Los dos lobos se miraron. Su ansia por escapar era casi tan grande como su miedo al comisionado.
– Quizá… quizá podríamos llevarte a esa sala para que echaras un vistazo rápido -dijo Dewitt.
– Si vas a marcharte de esta isla, yo también -declaró Lewis-. Hagámoslo ahora. En el edificio no hay nadie, todo el mundo ha salido a cazar cucarachas.
Desataron las manos de Gabriel y lo ayudaron a ponerse en pie.
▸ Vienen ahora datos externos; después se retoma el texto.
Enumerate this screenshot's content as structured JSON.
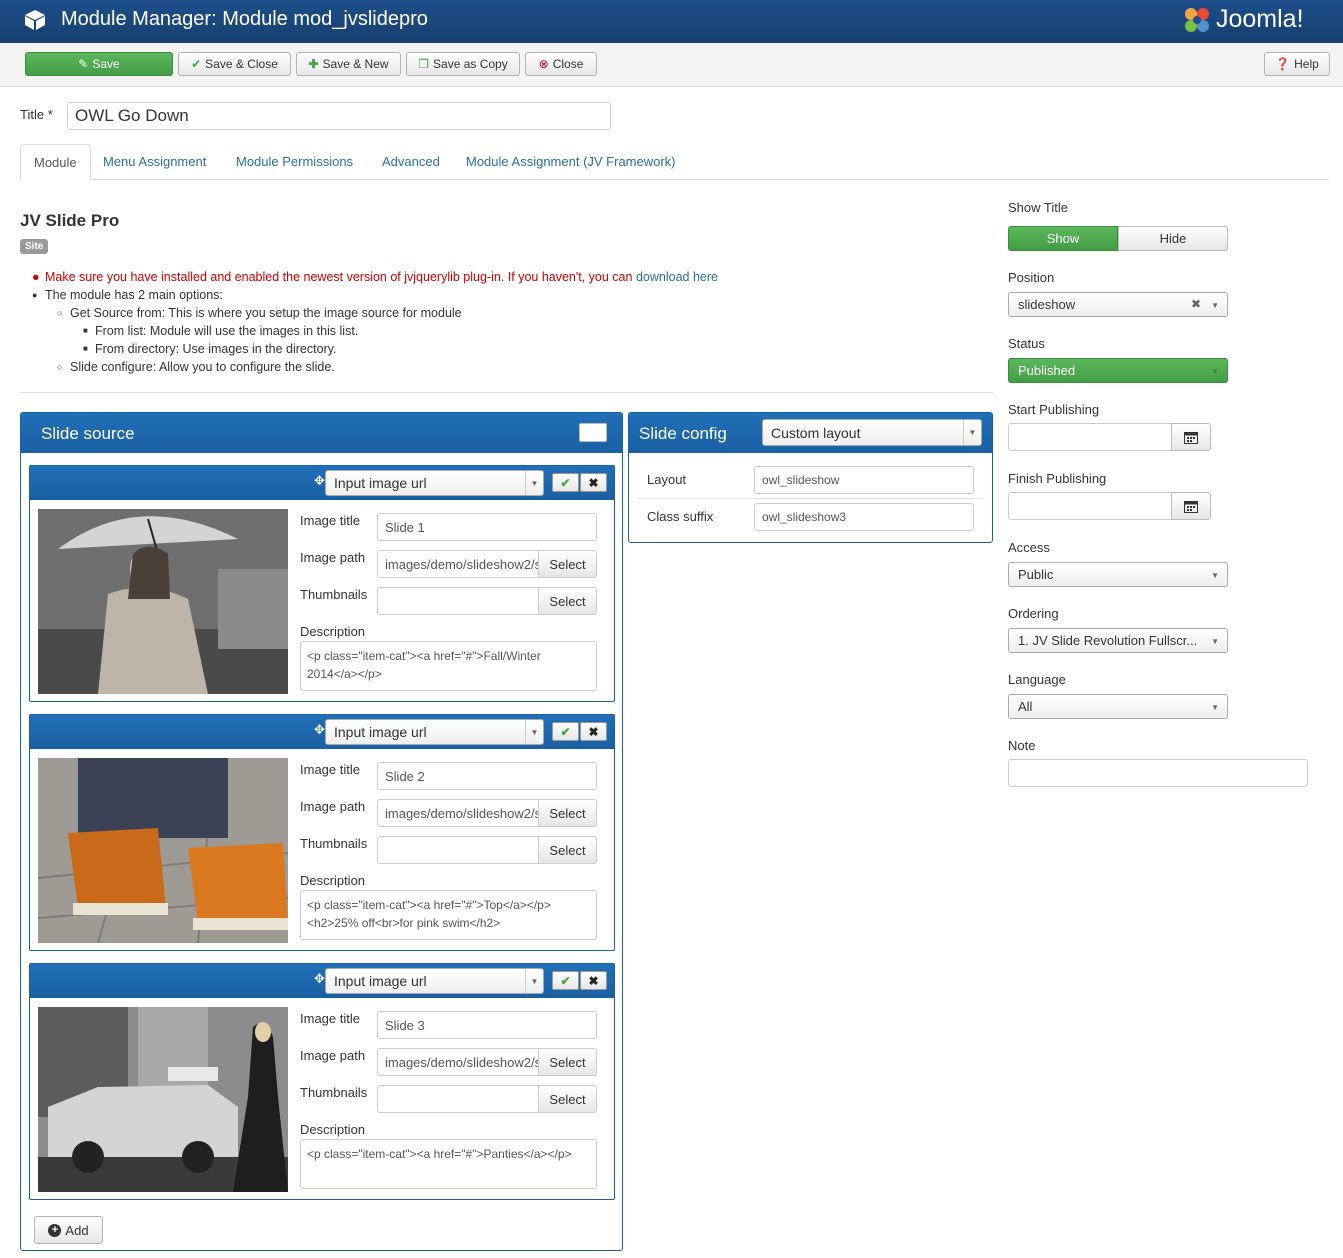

Luego, lo sujetaron con fuerza por los brazos y lo llevaron por los pasillos hasta la sala de archivos. Los lobos parecían asustados y se mostraron cautelosos cuando abrieron la puerta y empujaron a Gabriel dentro.
El lugar no había cambiado desde su última visita. La única luz provenía de las pequeñas llamas que brotaban de las destrozadas tuberías del gas. Aunque dolorido, Gabriel estaba alerta. Había algo en aquella sala. Una salida. Miró por encima del hombro y vio que Dewitt y Lewis lo observaban como si fuera un mago a punto de realizar un truco espectacular.
Gabriel caminó lentamente a lo largo de los archivos metálicos. Cuando él y Michael eran pequeños, en los días de lluvia solían jugar con su madre: ella escondía un objeto pequeño en algún lugar de la casa y los iba guiando hacia él con las palabras «frío» o «caliente», hasta que lo encontraban. Se adentró en un corredor, salió por otro… Había algo cerca de la zona de trabajo, en el centro de la sala. «Caliente», pensó. «Muy caliente…» «No, ahora vas mal…»De repente, la puerta de la sala de archivos se abrió bruscamente. Antes de que Lewis y Dewitt pudieran reaccionar, un grupo de hombres armados corrió entre las hileras de archivos.
– ¡Quitadles las armas! -ordenó una voz-. ¡Que no escapen!
Los hombres se abalanzaron sobre los dos traidores, y el comisionado apareció pistola en mano.
Capítulo 38
Hollis miró por la ventanilla mientras el tren Eurostar aceleraba por la pendiente y entraba en el túnel que atravesaba el canal de la Mancha. Los vagones de primera clase se parecían a la cabina de un avión. Una azafata francesa empujaba un carrito por el pasillo y servía el desayuno: cruasanes, zumo de naranja y champán.
Madre Bendita estaba sentada a su lado. Vestía un traje chaqueta gris y llevaba gafas. Se había recogido la rebelde melena pelirroja en un moño y, mientras leía en el ordenador portátil su correo electrónico, tenía todo el aspecto de una especialista de las altas finanzas rumbo a una reunión con algún cliente de París.